Bleibt nur noch eins zu sagen: Falls der Thread Müll ist, zerreist ihn nicht, sondern gleich ab in die Tonne damit.

Gruß


----------



## akrite (21. April 2008)

...lass uns doch einfach mal in die Zukunft schauen, willst Du bei Analog bleiben oder auf Digital wechseln ? Für welchen Zweck sollen Deine Fotos sein , nur Web oder auch großformatige Poster ?
Wenn Du im Bereich Web und/oder max. bei DIN A4 Abzüge bleiben willst, würde ich nicht mehr in die analoge Technik investieren. Es stimmt, Du kannst Deine Dias/Negative auch heute noch digitalisieren lassen, macht aber nur bei größeren Mengen sinn.
Ansonsten spar das Geld auf eine DSLR, bist Du längerfristig besser dabei, man bedenke nur wie lange es noch entsprechende Labors geben wird, von den Kosten solcher Abzüge mal ganz schweigen - hier in der Gegend stirbt gerade ein recht profitables Labor ...


----------



## PC Heini (21. April 2008)

Nun, ich handhabe das so; Ich schick meine Analogfilme zum entwickeln und mach halt vor der Absendung noch ein Kreuz auf der Fototasche, dass ich die Aufnahmen auch auf CD will. So einfach geht das heute.
Hast Du aber ältere Aufnahmen, die noch auf Papier oder Negativen sind, so sind die heutigen Fotoscanner sicher die bessere Wahl. Da kannste vor dem abspeichern noch Korrekturen nach Deinem Belieben machen.
Im Fotolabor weiss ich es nicht, inwieweit die Korrekturen gehen.


----------



## mattit-jah (21. April 2008)

@akrite

In erster Linie soll es ein Hobby von/für mir sein. Ich möchte einfach schöne Bilder schießen. Ich dachte eben daran, sie auf meiner Homepage zu veröffenlichen. Ob ich "große" Bilder machen will weiss ich gar nicht. Bei mir trifft der so beliebte Spruch "Der Weg ist das Ziel" zu. Wie weit mich das bringen wird, weiß ich nicht.

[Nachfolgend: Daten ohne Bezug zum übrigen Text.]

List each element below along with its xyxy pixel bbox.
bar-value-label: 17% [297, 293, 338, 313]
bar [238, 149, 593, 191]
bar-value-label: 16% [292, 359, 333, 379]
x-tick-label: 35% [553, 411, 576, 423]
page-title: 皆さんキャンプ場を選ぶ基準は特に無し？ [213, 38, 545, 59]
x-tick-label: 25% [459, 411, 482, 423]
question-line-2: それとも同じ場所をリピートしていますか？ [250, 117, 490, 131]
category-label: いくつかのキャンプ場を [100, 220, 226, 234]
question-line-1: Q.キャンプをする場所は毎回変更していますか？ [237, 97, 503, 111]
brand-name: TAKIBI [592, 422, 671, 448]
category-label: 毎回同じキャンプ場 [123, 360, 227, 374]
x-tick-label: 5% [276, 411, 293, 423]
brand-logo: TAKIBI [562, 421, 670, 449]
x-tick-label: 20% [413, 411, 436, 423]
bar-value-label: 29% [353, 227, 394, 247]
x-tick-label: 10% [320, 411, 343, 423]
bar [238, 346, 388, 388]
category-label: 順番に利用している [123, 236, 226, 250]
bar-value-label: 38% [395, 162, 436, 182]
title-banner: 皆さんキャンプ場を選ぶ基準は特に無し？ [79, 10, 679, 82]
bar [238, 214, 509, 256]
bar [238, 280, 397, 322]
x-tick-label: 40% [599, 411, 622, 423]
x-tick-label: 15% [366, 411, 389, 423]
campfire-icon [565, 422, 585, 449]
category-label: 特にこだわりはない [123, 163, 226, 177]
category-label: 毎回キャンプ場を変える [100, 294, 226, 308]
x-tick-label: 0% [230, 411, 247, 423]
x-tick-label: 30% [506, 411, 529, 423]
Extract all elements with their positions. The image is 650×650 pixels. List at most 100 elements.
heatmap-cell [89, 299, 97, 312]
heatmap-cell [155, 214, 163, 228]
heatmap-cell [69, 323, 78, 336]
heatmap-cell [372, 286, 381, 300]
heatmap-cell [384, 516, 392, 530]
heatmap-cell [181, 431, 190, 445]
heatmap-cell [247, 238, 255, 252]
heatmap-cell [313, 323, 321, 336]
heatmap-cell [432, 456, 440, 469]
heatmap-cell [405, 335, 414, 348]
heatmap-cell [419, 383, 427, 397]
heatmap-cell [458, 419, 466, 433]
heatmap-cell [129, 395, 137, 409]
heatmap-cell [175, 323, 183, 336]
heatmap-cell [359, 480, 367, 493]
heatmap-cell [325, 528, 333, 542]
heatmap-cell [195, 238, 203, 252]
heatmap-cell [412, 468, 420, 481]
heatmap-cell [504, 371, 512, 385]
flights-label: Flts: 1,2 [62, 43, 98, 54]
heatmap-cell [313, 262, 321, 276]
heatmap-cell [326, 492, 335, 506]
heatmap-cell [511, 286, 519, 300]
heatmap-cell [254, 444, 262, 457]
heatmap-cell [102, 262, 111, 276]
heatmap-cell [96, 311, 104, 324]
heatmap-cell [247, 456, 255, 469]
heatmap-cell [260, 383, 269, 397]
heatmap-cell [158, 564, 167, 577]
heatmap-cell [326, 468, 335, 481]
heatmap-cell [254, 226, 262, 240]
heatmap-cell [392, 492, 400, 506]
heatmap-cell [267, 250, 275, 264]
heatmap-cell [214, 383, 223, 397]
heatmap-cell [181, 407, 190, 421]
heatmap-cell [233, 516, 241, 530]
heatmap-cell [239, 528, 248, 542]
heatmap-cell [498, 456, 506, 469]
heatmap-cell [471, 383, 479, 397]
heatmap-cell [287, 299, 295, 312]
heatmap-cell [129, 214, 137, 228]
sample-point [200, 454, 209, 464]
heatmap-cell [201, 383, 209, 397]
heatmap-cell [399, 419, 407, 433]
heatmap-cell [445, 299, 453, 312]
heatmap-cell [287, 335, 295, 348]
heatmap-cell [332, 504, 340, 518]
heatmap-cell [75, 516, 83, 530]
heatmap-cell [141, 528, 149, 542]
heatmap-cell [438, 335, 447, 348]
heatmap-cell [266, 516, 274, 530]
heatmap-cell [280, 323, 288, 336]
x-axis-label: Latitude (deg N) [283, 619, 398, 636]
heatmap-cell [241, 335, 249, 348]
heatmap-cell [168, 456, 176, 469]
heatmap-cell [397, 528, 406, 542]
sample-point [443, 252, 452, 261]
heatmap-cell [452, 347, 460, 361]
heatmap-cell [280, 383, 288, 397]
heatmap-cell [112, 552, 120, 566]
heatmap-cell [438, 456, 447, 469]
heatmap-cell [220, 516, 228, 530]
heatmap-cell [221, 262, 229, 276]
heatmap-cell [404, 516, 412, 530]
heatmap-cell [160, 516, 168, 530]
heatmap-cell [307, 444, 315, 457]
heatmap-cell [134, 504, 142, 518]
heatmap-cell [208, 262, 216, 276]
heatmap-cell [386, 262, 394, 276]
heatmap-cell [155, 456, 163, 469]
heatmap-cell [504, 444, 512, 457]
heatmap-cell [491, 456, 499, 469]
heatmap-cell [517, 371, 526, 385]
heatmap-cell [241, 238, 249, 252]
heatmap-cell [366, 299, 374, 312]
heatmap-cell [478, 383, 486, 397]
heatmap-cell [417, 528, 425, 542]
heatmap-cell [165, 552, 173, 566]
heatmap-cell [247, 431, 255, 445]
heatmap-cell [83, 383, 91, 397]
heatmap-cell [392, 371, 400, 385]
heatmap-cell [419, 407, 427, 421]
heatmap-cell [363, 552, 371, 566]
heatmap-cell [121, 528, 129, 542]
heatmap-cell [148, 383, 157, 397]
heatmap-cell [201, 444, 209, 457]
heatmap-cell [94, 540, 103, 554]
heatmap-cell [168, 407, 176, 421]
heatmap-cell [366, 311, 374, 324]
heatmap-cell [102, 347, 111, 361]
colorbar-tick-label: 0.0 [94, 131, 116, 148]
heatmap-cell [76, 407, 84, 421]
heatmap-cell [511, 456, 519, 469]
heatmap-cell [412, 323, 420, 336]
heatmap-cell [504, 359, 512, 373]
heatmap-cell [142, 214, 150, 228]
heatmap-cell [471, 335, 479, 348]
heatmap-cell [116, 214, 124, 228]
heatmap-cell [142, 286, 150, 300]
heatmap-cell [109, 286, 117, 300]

Aber, wenn du sagst, dass die Labore rar werden, dann sollte man sich darüber schon mal Gedanken machen.


@PC Heini

Wie ist denn die Qualität der Bilder auf der CD?


----------



## PC Heini (21. April 2008)

Bisher war ich zufrieden. Die Bildqualität wird in JPEG geliefert. Da ich nicht so der Grafiker bin, reicht es für mich normalsterblichen vollkommen aus.
Es soll ja ein Hobby bleiben und Spass machen.
Aber wie schon akrite sagte, dürfte es in unabsehbarer Zeit eine Rarität werden, Filme entwickeln zu lassen.
Polaroid Filme für Sofortbildkameras werden glaub ich, schon nicht mehr hergestellt.
Aber was hiess es noch bei den Schallplatten? Also können wir noch ne Weile hoffen.


----------



## mattit-jah (21. April 2008)

Dann werd ich das mal beim nächsten vollen Film ausprobieren und mir selbst ein Bild (Wortspiel *g*) davon machen.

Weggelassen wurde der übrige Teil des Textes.